Commissione Lavoro, previdenza sociale

22 Ottobre 2009
in Senato

(Dal Resoconto Sommario)

IN SEDE REFERENTE

(1106) VANZO ed altri. – Norme in materia di bilancio dei sindacati e delle loro associazioni nonché in materia di trattenute sindacali, fatto proprio dal Gruppo della Lega Padana, ai sensi dell’articolo 79, comma 1, del Regolamento.
(626) GIULIANO ed altri. – Norme per la redazione e la pubblicazione del rendiconto annuale di esercizio dei sindacati e delle loro associazioni.
(Rinvio dell’esame congiunto)

Il presidente ZANOLETTI rileva preliminarmente che il disegno di legge n. 1106, di iniziativa del senatore Vanzo ed altri, recante norme in materia di bilancio dei sindacati e delle loro associazioni nonché in materia di trattenute sindacali, fatto proprio dal Gruppo della Lega padana ai sensi dell’articolo 79, comma 1 del Regolamento, e iscritto all’ordine del giorno congiuntamente al disegno di legge n. 626 di analogo contenuto, risulta di identico oggetto rispetto alla proposta di legge n. 1900, di iniziativa dei deputati Martinelli e Didonè, presentata alla Camera dei deputati in data 6 novembre 2001 ed il cui esame è già iniziato presso la Commissione lavoro pubblico e privato della Camera, nella seduta del 22 gennaio 2003.
Pertanto fa presente che provvederà ad informare il Presidente del Senato di tale circostanza, affinchè possano essere raggiunte le opportune intese con il Presidente della Camera dei deputati, ai sensi dell’articolo 51, comma 3, del Regolamento.
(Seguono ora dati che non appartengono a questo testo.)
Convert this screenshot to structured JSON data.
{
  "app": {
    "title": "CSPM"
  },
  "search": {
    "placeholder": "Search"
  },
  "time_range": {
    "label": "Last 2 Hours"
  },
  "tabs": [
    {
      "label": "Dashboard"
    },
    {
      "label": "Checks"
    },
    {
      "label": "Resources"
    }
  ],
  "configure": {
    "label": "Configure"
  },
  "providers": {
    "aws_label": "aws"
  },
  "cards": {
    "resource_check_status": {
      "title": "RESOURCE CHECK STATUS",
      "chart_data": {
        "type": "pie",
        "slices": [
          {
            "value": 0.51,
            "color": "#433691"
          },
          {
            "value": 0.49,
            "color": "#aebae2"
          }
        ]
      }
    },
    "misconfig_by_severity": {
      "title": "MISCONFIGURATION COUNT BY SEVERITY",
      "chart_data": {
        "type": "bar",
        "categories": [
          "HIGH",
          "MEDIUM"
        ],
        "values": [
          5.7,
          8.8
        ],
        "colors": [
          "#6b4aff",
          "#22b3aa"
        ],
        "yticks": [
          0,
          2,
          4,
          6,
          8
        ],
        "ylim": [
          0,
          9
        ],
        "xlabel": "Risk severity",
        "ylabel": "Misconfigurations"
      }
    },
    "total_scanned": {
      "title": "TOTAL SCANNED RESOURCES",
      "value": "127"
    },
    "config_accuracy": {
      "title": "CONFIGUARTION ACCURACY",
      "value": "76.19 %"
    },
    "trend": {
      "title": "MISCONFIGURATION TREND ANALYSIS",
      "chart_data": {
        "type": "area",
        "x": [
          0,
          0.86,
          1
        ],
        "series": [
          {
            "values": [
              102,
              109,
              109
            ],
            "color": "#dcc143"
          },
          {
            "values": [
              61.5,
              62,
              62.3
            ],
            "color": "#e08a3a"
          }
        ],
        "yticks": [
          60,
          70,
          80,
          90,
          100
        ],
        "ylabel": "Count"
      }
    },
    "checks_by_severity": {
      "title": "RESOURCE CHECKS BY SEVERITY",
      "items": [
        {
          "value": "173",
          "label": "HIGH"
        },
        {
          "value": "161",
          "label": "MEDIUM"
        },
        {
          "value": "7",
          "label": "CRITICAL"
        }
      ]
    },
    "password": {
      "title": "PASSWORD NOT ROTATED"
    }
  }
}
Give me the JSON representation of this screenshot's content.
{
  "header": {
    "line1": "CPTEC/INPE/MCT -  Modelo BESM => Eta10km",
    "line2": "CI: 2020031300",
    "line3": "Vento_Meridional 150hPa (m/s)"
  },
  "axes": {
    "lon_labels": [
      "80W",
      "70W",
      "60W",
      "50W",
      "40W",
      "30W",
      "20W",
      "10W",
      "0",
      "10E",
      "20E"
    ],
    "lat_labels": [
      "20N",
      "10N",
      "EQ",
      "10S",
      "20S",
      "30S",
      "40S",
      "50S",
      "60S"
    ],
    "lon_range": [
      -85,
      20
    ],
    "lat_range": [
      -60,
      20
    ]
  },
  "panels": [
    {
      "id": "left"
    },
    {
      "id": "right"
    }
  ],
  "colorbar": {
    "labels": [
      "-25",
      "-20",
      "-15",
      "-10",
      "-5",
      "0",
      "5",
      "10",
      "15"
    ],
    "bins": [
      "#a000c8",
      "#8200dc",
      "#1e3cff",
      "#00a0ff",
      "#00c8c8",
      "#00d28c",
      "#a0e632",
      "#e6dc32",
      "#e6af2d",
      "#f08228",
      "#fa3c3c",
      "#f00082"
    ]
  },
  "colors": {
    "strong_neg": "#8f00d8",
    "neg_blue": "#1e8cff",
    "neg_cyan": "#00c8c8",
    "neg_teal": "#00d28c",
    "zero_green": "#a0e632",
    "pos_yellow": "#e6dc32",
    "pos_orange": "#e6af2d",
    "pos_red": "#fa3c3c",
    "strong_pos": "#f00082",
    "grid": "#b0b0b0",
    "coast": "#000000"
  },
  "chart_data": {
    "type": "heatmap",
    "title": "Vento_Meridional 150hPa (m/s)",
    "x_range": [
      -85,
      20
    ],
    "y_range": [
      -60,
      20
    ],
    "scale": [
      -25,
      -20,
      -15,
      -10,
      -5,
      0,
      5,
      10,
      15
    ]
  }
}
Prende atto la Commissione.

L’esame congiunto è quindi rinviato.


(848-bis) Delega al Governo in materia di incentivi alla occupazione, di ammortizzatori sociali, di misure sperimentali a sostegno dell’occupazione regolare e delle assunzioni a tempo indeterminato nonché di arbitrato nelle controversie individuali di lavoro, risultante dallo stralcio deliberato dall’Assemblea il 13 giugno 2002 degli articoli 2, 3, 10 e 12 del disegno di legge di iniziativa governativa.
(514) MANZIONE. – Modifica all’articolo 4 della legge 11 maggio 1990, n. 108, in materia di licenziamenti individuali.
(1202) RIPAMONTI. – Modifiche ed integrazioni alla legge 11 maggio 1990, n. 108, in materia di licenziamenti senza giusta causa operati nei confronti dei dipendenti di organizzazioni politiche o sindacali.
(2008) DI SIENA ed altri. – Misure per l’estensione dei diritti dei lavoratori.
e petizione n. 449 ad essi attinente
(Seguito dell’esame congiunto e rinvio)

Si riprende l’esame congiunto dei provvedimenti in titolo, sospeso nella seduta del 3 aprile scorso.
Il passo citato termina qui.